Баушка мне сказывала…
Баушка мне сказывала…
Я девчонкой-то, мил человек, ох и неуемная была, ох неуемная: вот, скажем, ночь на дворе, почивать пора – я ни в какую: ору благим матом во всю ивановскую! Мать и так и эдак – толку чуть: не иду спать и все тут. Что делать с бесстыдницей? Уж так намается со мной покойница (ныне-т упокоилась ль, матушка?..), что, бывало, руки опустит: сядет, ноги так расставит, голову свою повесит… Сердце и сейчас кровью обливается, когда упомню то, да не вернешь мать, не вернешь родимую с того света… Вот, стало, руки-то и опустит: у всех, мол, дети как дети, а эта… Скажи хошь ты ей – это она отцу, а тому завей горе веревочкой: да пошли вы к едрене матери, ни вздохнуть, ни пернуть. Пустое – мать толь и махнет рукой…
А баушка уж который сон доглядает в те поры: и то, рано укладывалась покойница, свято обычай свой блюла. Бывало, чуть затемно – она сейчас зевает во всю горла ширь, зубом своим единым посверкивает, потому уклад деревенский почитала. Правда, и вставала до свету. Вот встанет – сейчас кашу манную затеет (уж больно любила я кашу-то манную!), а то и блинки когда, оладушки, а то еще лепешки знатные пекла баушка: и по си дни слюна течет!
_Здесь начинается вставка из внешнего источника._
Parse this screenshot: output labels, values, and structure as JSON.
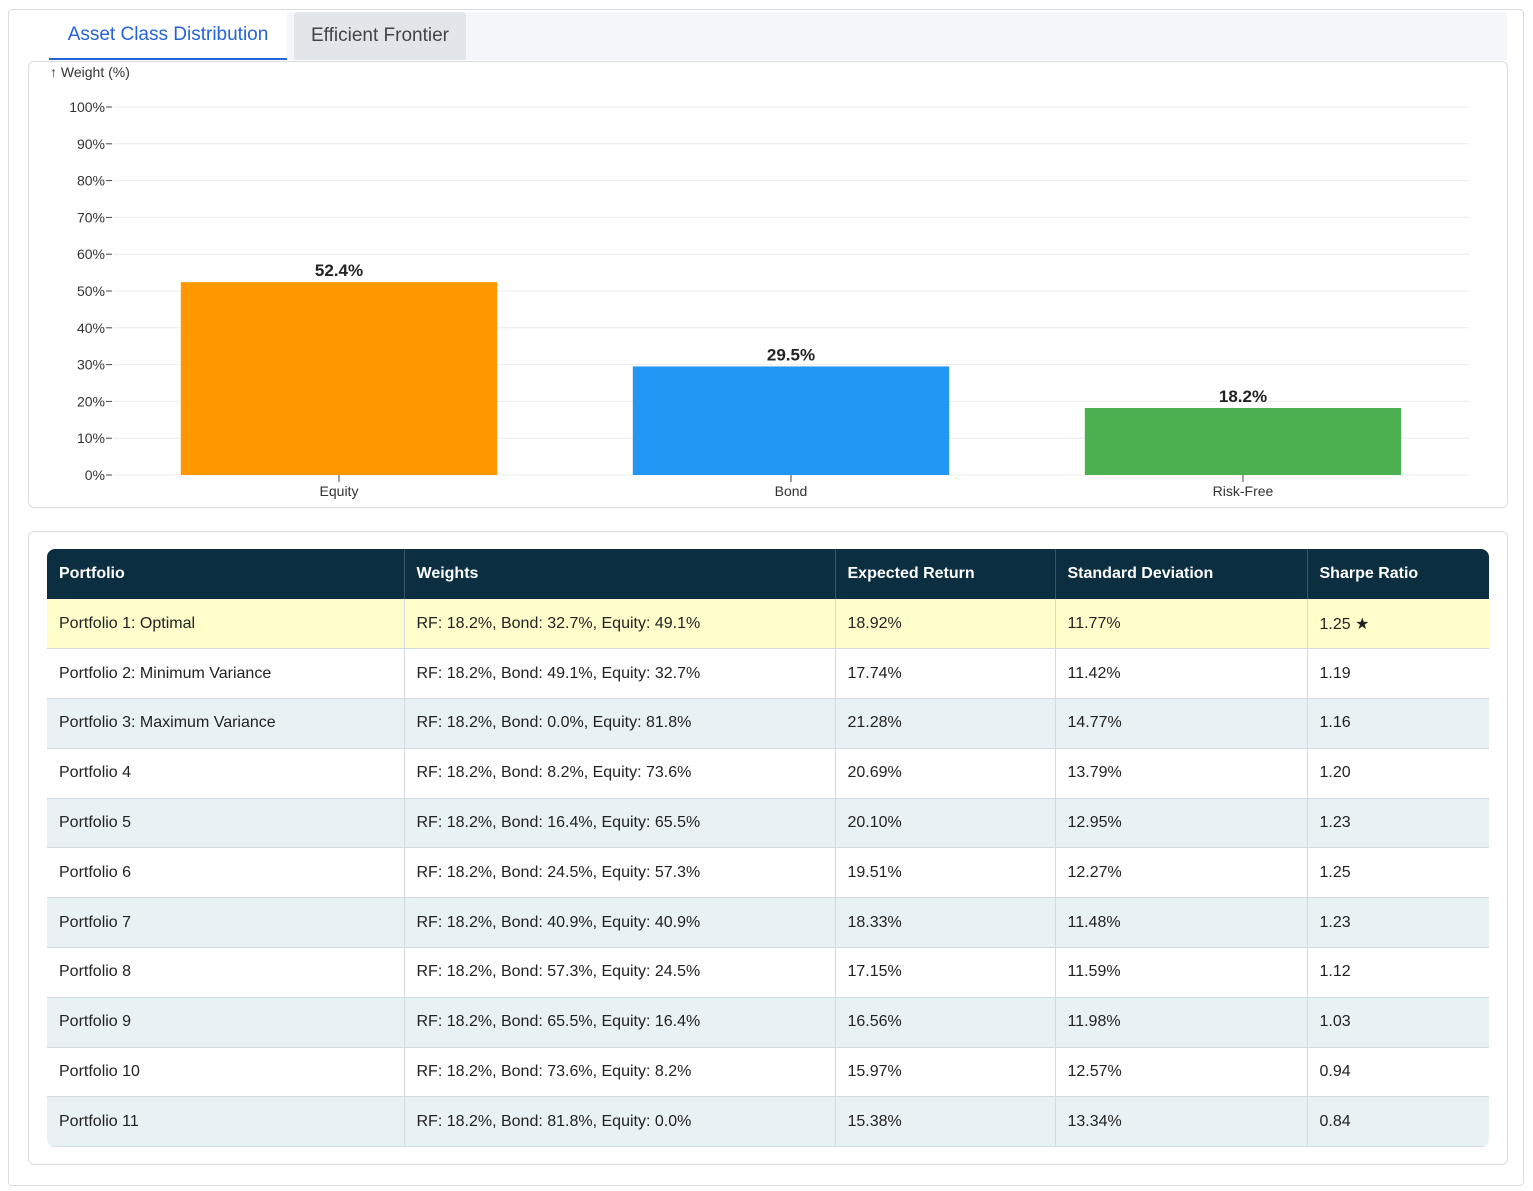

Я-то посыпохиваю себе, один свист стоит, а у нее уж поспело все: само в рот и просится. Вот истинный крест: я девчонкою блинков по десять за присест уминала, и не морщилась. Сяду, бывало, за стол, покрытый белою простенькою скатеркою, что матушка вышила крестом, а баушка сейчас тарелочку предо мною ставит (помню, совсем махонькая любила я дохлебать до донышку супец, чтобы увидать на том на донышке цветочек или какую ягодку, а то и зверушку какую – много у нас было всяких расписных славных тарелочек!) – вот ставит, а в ту тарелочку кусочек маслица кладет: кусочек с коровий носочек – так она говаривала, потому кусочек-то добрый был. Вот, стало быть, маслице на тарелочку, а сама ножичком эдак подденет блинок да с пылу с жару на то маслице и посодит – оно толь и расплывается, довольное. Я одно знаю себе, как блинок тот с боку на бок переворачивать да в роток отправлять, в маслице обвалянный, чтоб по устам текло. Вот понаемся так, что глаз разомкнуть не разомкну, потому сон богатырский сейчас и сморит сладостный, точно и ночь не ночевала. А баушка: наелась, мол, как бык, – не знаю, как быть.
Вот к баушке-то мать и кинется, потревожит сон ее: угомони, мол, баушка (у нас все ее прозывали баушкой), волхвитку эту, нету, мол, моей моченьки, всю душу мою она вымотала. Вот и сейчас, как упомню то, волос дыбом встает, да не вернешь родимую… А волхвитке – это мне-то, кому же еще! – того и надобно: уж больно любила я сказки баушкины (и не знаю, что боле любила-то: сказки или блинки с лепешками!) – толь тем и можно было унять меня. Ну, баушка, оно конечно, спросонья-то уж больно кобенится, сердитая: мол, сами разбузыкаете девчонку, а потом баушку кличете. Да мастерица сказывать, потому чуток покуражится, а потом махнет этак рукой: ладно, мол, но то в последний раз! А я уж замерла вся – мать толь тихохонько так и окрестится.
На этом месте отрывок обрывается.